UPR-Mayagüez gets $4.2M in National Science Foundation research funding
The participants will receive $700,000 for six years under the grant funding conditions.
The University of Puerto Rico (UPR), Mayagüez Campus (RUM, in Spanish), one of the colleges involved with the Center for Advancing Research and Training for STEM Success, has received a $4.2 million grant to conduct cutting-edge materials research and provide training for undergraduate and graduate students, as well as teachers and future university students in fields related to materials science and engineering.
Under the grant’s funding conditions, participants will receive $700,000 a year for six years.
The Center for Advancing Research and Training for STEM Success brings together researchers from RUM, the UPR Medical Sciences Campus, and the University of Wisconsin-Madison Materials Research Science and Engineering Center (MRSEC).

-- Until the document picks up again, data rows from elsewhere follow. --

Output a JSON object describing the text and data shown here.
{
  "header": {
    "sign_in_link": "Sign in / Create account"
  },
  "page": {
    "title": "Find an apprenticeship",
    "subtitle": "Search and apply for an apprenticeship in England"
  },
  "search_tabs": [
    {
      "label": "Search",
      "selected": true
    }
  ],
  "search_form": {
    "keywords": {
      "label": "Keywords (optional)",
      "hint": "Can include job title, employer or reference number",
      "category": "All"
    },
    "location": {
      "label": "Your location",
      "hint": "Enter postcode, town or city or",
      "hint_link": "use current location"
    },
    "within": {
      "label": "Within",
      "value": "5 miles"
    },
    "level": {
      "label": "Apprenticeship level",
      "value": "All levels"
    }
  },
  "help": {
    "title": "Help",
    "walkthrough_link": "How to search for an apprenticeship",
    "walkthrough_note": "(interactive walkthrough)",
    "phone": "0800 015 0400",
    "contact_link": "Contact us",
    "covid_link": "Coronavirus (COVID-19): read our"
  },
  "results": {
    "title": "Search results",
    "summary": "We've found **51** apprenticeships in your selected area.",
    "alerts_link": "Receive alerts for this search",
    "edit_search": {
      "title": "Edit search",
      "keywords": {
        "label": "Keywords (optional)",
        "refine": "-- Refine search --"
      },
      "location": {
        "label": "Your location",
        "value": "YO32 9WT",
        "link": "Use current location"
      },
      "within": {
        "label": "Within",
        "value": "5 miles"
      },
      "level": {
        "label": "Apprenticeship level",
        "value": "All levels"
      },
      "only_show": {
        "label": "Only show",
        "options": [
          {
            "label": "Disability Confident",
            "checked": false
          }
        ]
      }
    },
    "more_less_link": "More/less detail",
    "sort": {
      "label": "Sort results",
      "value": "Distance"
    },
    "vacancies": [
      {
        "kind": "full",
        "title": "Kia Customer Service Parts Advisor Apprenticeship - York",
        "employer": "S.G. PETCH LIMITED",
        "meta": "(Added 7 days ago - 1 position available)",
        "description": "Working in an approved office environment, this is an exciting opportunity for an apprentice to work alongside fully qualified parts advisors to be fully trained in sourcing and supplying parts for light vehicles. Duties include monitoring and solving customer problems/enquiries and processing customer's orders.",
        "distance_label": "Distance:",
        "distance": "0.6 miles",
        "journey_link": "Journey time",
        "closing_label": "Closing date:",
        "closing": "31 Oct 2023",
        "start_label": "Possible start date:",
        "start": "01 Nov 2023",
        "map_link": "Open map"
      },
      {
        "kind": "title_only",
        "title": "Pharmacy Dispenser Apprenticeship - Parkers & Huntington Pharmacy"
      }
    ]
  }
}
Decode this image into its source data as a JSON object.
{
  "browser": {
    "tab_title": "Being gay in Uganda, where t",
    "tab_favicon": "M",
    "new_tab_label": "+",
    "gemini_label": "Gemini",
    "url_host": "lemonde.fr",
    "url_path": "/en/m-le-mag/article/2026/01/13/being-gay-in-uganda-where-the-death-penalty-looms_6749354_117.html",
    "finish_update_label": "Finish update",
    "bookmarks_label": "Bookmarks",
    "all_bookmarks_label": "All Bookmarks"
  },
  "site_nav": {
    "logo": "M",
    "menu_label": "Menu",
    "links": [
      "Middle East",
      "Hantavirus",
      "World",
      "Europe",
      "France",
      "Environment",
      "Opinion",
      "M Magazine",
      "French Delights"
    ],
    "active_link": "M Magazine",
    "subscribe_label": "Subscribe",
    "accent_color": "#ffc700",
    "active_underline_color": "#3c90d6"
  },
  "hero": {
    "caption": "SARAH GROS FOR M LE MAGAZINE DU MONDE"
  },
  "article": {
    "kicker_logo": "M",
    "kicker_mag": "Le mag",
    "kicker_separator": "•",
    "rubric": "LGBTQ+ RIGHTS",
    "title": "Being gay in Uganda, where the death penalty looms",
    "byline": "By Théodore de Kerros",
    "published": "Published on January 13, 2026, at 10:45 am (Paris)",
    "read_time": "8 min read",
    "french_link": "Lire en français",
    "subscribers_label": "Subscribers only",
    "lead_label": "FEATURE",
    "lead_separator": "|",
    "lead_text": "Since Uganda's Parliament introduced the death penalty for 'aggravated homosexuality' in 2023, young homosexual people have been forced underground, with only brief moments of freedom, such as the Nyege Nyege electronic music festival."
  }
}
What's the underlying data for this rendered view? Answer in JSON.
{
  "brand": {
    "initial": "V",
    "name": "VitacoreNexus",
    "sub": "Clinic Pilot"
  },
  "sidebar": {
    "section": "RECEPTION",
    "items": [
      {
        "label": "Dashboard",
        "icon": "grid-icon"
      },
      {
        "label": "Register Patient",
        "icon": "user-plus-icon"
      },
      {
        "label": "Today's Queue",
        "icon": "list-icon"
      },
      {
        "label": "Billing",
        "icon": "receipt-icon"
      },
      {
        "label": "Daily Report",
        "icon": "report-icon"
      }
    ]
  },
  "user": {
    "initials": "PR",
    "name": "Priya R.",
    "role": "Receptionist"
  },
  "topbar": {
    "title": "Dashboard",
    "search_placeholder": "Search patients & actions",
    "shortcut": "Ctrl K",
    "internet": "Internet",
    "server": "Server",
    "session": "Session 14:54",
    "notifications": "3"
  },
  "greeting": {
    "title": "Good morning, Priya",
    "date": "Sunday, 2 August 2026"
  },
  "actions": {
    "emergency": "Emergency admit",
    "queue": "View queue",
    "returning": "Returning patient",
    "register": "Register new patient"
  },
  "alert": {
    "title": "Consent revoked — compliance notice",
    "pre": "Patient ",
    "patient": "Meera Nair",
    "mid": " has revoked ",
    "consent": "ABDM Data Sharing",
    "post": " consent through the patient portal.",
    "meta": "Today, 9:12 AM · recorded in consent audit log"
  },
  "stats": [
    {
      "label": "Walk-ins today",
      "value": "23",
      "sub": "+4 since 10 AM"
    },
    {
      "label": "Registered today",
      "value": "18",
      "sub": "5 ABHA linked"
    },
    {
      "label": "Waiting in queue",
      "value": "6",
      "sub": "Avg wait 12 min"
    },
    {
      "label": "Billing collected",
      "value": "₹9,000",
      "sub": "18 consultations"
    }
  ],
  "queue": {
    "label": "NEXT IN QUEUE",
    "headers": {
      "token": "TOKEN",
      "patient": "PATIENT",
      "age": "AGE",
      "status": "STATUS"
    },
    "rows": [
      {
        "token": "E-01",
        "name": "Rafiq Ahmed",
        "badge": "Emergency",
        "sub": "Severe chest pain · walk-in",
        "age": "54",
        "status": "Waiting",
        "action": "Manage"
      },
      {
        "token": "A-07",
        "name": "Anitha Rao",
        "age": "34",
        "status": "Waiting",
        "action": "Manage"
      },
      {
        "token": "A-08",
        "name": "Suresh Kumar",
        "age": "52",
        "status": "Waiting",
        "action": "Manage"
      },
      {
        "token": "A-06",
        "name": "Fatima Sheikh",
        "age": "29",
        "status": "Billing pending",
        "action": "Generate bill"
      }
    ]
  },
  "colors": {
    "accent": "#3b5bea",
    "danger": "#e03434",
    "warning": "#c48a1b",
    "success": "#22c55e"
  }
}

“This grant was awarded as part of the NSF Partnership for Research and Education in Materials (PREM) program, in which we will work on the discovery, development and design of functional materials, which can be used in applications such as heterogeneous catalysis, superconductors, biosensors and bioinstructive materials for regenerative medicine, for example. Other areas are pharmaceutical formulations,” explained Claribel Acevedo-Vélez, the project’s principal investigator.
Acevedo-Vélez is joined by co-investigator Yomaira Pagán-Torres, along with Camilo Mora, Ubaldo Córdoba and Arturo Hernández from the Department of Chemical Engineering; Armando Rúa de la Asunción and Sergiy Lysenko from the Department of Physics; Carmen Bellido from the Teacher Preparation Program; and Bernadette Delgado from the Department of Psychology.
An essential component of the initiative is providing research opportunities and work platforms for high school, master’s degree and doctoral students to help them successfully complete their degrees.
“We will support them financially to complete their studies. In addition, they will have opportunities to work at the Materials Research Science and Engineering Center (MRSEC) at the University of Wisconsin during the summers to actively participate in our collaborators’ laboratories, having access to equipment that we may not have available here or learning new techniques that they can then bring to implement in our facilities,” Acevedo-Vélez said.
“It’s a super important educational experience for the development of students, both in science and engineering,” she added.
The center will also include an educational outreach component aimed at motivating children and young people to pursue university studies in these disciplines.
Furthermore, RUM undergraduate students will have access to workshops on entrepreneurship, innovation and strategic skills, empowering them with the tools needed for their professional futures. They will also receive mentorship to guide them in their decisions regarding graduate school or industry careers.